I’m going to have to look into that. Wouldn’t they have to list it on the can? Mine appear to be vegetarian.


3 T October 7, 2010 at 2:58 pm

Does it say anything about bonito flakes or broth? This is just one of the places where I read something about it:

Maybe she has more info. I am not sure. My local Thai market doesn’t carry the skins, so I got to looking into making it from a block of tofu. Doesn’t look overly promising. =(


4 SusanV October 7, 2010 at 4:18 pm

I use Hime brand and it lists the ingredients as Seasoned Fried Soybean Curd, (Soybean, Soybean Oil), Sugar, Soy Sauce, (Water, Soybeans, Wheat, Salt), Glucose, Rice, Rice Koji, Ethyl Alcohol, Monosodium Glutamate, Water. So, not the most healthy of ingredients but, as far as I can tell, vegan.

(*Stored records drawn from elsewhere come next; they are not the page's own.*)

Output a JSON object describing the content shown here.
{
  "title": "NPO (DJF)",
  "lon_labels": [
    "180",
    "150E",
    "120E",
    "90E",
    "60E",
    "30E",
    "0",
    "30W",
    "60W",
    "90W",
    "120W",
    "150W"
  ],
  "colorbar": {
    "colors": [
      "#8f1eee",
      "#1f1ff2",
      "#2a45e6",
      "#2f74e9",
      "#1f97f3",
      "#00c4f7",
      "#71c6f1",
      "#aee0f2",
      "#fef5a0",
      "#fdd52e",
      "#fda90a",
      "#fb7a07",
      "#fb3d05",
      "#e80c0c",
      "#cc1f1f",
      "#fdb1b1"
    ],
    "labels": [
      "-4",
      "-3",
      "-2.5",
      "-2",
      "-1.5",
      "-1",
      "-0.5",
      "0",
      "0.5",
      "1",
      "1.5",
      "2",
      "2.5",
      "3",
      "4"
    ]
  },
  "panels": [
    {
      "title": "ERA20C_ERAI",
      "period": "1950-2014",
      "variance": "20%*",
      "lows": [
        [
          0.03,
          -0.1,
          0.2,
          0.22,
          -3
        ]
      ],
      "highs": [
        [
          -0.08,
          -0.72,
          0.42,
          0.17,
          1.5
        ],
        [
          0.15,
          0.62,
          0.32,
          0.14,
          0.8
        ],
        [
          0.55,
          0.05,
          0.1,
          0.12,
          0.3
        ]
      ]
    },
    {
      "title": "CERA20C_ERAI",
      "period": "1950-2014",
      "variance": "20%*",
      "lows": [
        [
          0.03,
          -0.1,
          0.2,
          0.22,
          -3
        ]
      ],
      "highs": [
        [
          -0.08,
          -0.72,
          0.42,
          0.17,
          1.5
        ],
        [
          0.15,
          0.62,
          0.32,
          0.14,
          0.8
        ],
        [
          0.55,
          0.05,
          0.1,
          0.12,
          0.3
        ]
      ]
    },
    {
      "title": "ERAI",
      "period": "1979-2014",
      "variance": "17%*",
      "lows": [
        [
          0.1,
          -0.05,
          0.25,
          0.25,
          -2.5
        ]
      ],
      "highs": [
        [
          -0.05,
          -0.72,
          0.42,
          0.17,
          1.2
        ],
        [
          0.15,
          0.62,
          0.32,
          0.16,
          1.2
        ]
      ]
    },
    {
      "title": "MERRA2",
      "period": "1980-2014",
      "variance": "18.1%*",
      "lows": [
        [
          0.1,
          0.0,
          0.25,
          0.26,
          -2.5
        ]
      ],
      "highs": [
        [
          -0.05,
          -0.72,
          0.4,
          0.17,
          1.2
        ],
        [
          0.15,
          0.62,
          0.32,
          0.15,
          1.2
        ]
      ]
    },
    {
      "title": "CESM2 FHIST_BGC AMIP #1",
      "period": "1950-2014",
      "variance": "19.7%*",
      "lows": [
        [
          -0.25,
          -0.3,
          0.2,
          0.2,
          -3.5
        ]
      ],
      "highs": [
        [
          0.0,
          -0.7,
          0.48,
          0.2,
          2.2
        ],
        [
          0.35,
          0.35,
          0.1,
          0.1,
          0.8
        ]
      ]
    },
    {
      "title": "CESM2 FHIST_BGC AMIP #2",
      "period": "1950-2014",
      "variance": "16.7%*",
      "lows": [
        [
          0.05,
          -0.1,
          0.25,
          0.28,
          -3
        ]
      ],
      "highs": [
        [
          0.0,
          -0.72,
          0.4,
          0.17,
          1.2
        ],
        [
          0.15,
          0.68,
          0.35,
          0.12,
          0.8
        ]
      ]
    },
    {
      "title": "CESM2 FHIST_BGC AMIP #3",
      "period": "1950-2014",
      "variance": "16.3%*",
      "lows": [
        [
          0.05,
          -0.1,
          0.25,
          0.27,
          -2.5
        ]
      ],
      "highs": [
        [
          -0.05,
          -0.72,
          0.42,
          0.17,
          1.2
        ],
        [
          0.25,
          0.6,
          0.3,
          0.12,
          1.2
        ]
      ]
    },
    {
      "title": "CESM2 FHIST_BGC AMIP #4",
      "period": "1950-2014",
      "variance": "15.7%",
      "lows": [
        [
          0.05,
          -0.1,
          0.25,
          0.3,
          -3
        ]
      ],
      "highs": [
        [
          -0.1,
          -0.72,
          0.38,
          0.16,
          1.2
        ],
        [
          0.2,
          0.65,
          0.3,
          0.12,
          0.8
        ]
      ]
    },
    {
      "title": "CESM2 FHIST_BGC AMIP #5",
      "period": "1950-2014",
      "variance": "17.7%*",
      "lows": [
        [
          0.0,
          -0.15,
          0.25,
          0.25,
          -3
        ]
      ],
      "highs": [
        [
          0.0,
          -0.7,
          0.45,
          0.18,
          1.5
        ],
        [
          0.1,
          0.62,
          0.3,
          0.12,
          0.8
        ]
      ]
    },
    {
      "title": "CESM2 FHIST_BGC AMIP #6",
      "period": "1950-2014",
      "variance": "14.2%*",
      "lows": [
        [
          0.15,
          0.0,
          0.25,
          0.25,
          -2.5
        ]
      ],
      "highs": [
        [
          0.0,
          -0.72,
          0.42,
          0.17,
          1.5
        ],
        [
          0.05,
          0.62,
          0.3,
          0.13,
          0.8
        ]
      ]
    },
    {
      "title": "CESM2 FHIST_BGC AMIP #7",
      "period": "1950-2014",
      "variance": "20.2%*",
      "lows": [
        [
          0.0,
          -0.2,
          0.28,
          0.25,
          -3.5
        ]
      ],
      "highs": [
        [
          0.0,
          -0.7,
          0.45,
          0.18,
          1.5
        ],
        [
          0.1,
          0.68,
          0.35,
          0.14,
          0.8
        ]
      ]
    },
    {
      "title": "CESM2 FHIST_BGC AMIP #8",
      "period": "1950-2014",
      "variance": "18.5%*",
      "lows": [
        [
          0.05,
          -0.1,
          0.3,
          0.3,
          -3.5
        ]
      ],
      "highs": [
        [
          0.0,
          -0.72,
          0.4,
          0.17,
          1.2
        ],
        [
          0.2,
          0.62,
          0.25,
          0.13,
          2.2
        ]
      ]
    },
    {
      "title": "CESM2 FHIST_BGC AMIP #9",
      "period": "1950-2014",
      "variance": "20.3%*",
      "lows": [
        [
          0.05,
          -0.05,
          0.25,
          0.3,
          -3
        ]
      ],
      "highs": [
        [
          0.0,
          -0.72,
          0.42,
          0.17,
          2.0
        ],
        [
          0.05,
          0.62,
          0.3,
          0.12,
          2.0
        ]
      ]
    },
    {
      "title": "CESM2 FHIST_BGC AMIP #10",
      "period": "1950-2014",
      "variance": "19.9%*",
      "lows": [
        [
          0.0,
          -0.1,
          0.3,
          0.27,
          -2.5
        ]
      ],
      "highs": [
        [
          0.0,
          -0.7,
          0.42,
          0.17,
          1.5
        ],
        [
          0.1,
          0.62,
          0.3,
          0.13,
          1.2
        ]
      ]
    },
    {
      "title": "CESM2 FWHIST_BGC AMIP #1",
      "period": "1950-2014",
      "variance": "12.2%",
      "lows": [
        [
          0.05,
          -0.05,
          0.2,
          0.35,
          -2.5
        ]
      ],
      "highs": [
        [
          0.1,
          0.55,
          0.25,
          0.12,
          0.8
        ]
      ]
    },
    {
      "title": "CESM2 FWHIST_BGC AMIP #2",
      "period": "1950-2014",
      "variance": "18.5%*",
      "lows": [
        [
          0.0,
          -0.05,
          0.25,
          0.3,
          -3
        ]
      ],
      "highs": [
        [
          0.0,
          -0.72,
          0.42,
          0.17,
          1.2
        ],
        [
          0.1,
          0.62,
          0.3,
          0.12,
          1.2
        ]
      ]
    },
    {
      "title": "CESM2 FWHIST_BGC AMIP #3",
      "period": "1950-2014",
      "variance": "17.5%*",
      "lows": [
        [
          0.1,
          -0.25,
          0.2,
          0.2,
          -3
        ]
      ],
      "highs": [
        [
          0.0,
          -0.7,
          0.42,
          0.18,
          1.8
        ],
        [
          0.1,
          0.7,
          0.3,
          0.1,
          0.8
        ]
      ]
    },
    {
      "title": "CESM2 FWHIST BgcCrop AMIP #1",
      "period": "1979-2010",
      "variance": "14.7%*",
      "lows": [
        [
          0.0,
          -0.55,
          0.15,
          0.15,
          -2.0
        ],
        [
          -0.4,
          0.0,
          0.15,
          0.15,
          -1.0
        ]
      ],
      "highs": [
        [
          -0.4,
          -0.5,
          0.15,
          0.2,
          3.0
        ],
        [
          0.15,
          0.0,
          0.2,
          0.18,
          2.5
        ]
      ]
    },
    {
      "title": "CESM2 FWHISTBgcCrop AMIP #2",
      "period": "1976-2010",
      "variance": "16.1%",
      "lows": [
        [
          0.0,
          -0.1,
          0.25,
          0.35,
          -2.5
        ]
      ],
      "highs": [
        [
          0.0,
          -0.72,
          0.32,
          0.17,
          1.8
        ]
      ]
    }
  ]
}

5 T October 7, 2010 at 4:34 pm

Thanks, Susan. I will keep an eye out for that brand when I find some. Hopefully they really are vegan… Though, yeah, not so healthy. I was really hopeful about being able to make them myself, but it seems the soymilk ratio or something is different for the skins than your everyday block of tofu. Sigh


6 Art February 27, 2012 at 5:19 pm

For those of us who don’t eat “white” food, you can fill these with whole grains such as quinoa, bulgur, farro etc. You get my drift


7 Susan Voisin February 27, 2012 at 5:46 pm

Yes, and as I said, the rice I used was short grain brown rice. Not white.


8 Hope March 1, 2012 at 5:59 am

Yummy- too bad I didn’t realise inari is fried :-(. I also didn’t know the little pouches came packaged like that!


9 LarryW August 2, 2013 at 2:28 pm

Inari is so delicious, I think I could eat nothing but that. It is also good with some edamame mixed in, and some sprinkles of nori in the rice. Unfortunately, it isn’t just the frying of the skins that is a problem. It is a huge overload of sodium in the wrappers, in the soy sauce, in the seasoned rice vinegar. I try to follow the recommendation of 1 mg of sodium at most per calorie, and inari is orders of magnitude more, sadly.